Academic Scientific Research Computer Network of Armenia
- Abbreviation: ASNET-AM
- Formation: 1994
- Purpose: To unify Academic, Scientific, Research, Educational, Cultural and other organizations in Armenia, promote and participate in the development of a high-quality information and telecommunications infrastructure for the benefit of scientific research and education.^{[citation needed]}
- Location: Yerevan, Armenia, ;
- Region served: Armenia
- Website: asnet.am

= ASNET-AM =

The Academic Scientific Research Computer Network of Armenia (ASNET-AM) is the national research and education network (NREN) of Armenia.
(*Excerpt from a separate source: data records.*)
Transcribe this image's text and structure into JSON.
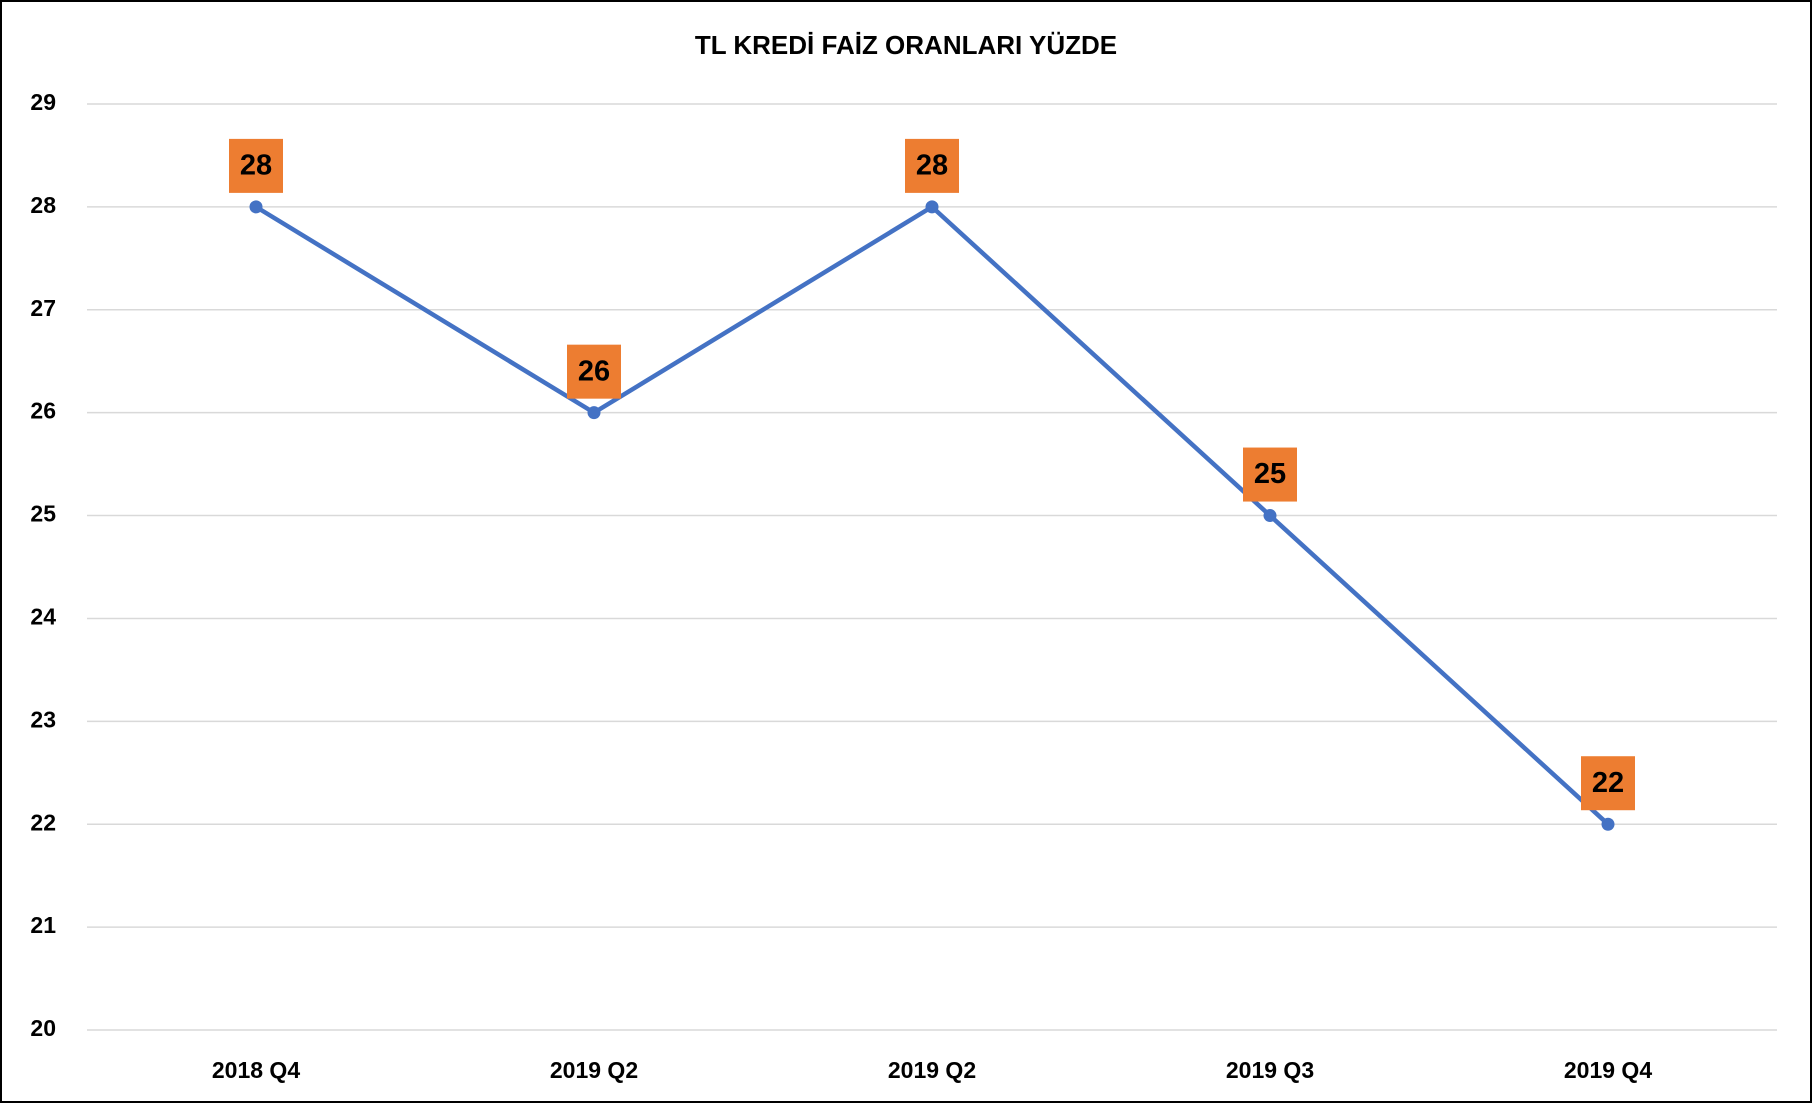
{
  "chart_data": {
    "type": "line",
    "title": "TL KREDİ FAİZ ORANLARI YÜZDE",
    "categories": [
      "2018 Q4",
      "2019 Q2",
      "2019 Q2",
      "2019 Q3",
      "2019 Q4"
    ],
    "values": [
      28,
      26,
      28,
      25,
      22
    ],
    "color": "#4472c4",
    "label_color": "#ed7d31",
    "ylim": [
      20,
      29
    ],
    "yticks": [
      20,
      21,
      22,
      23,
      24,
      25,
      26,
      27,
      28,
      29
    ],
    "grid": true
  }
}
ASNET-AM was created in 1994. The structure and policy of ASNET-AM operation was developed and realized by the Institute for Informatics and Automation Problems ([ IIAP ]) of the National Academy of Sciences of Armenia.

== Activity ==

Main trends of ASNET-AM activity include:

- Scientific Research
- Database development and processing in various fields of science, technology, art
- Participation and support of scientific, educational, technical, cultural and other programs and projects
- IT Training and Education

Starting from 1997 biennial International Conference on Computer Science and Information Technologies (CSIT) is organized with the support of ASNET-AM.

==Network Services==
ASNET-AM services include:

- Permanent (wired & wireless) multiprotocol connectivity
- IPv4 & IPv6 (dual-stack) routing
- Managed and guarantied bandwidth (QoS)
- Network access via Proxy server
- Access to ArmCluster & ArmGrid
- Domain Name Service (DNS)
- E-Mail services (SMTP, POP, IMAP), Webmail, Mailing Lists
- Internet accessible Information and Database Systems
- Secure Data Transmission (VPN, VTUN, EoIP, IP-IP, VLAN, IPVLAN)
- Tele-education and Tele-conferencing, Virtual Desktop
- Dial-in
- Mail Informer service & WebSMS service
- Network monitoring (Nfsen, Nagios, Cacti, Weathermap, Ntop, Dude)
- Web Hosting (HTTP, HTTPS)
- Server/Router installation and maintenance
- Archive Backup
- Antivirus, Antispam, Antispyware support
- User Support & Consulting
- IT Training & Education
- Media streaming (Video/Audion Webcast)
- Mobile broadband 3G access
- Eduroam.am service

==Networking==

ASNET-AM develops and provides advanced network services to the Academic, Research and Education communities of Armenia. The network interconnects about 60 scientific, research, educational, cultural and other organisations in 5 cities of Armenia, such as Yerevan, Ashtarak, Byurakan, Abovian, Gyumri, integrating them with the Pan-European Research and Education Network, GEANT.
ASNET-AM network in Yerevan consists of dark fiber infrastructure with current link bandwidth from 100 Mbit/s to 10 Gbit/s.

==Clustering/GRID==

ASNET-AM supported the creation of first and most powerful supercomputer center in the field of science and education in Armenia - ArmCluster established in 2004. Currently ASNET-AM serves as the foundation for advanced computing applications in Armenia and provides its infrastructure for ArmGrid [] backbone network. ASNET-AM participates in the HP-SEE, High-Performance Computing Infrastructure for South East Europe's Research Communities EU project that will link existing and upcoming HPC facilities in South East Europe in a common infrastructure, and it will provide operational solutions for it.

==International activities==

ASNET-AM participates actively in international projects.

ASNET-AM participates in Terena Compendium.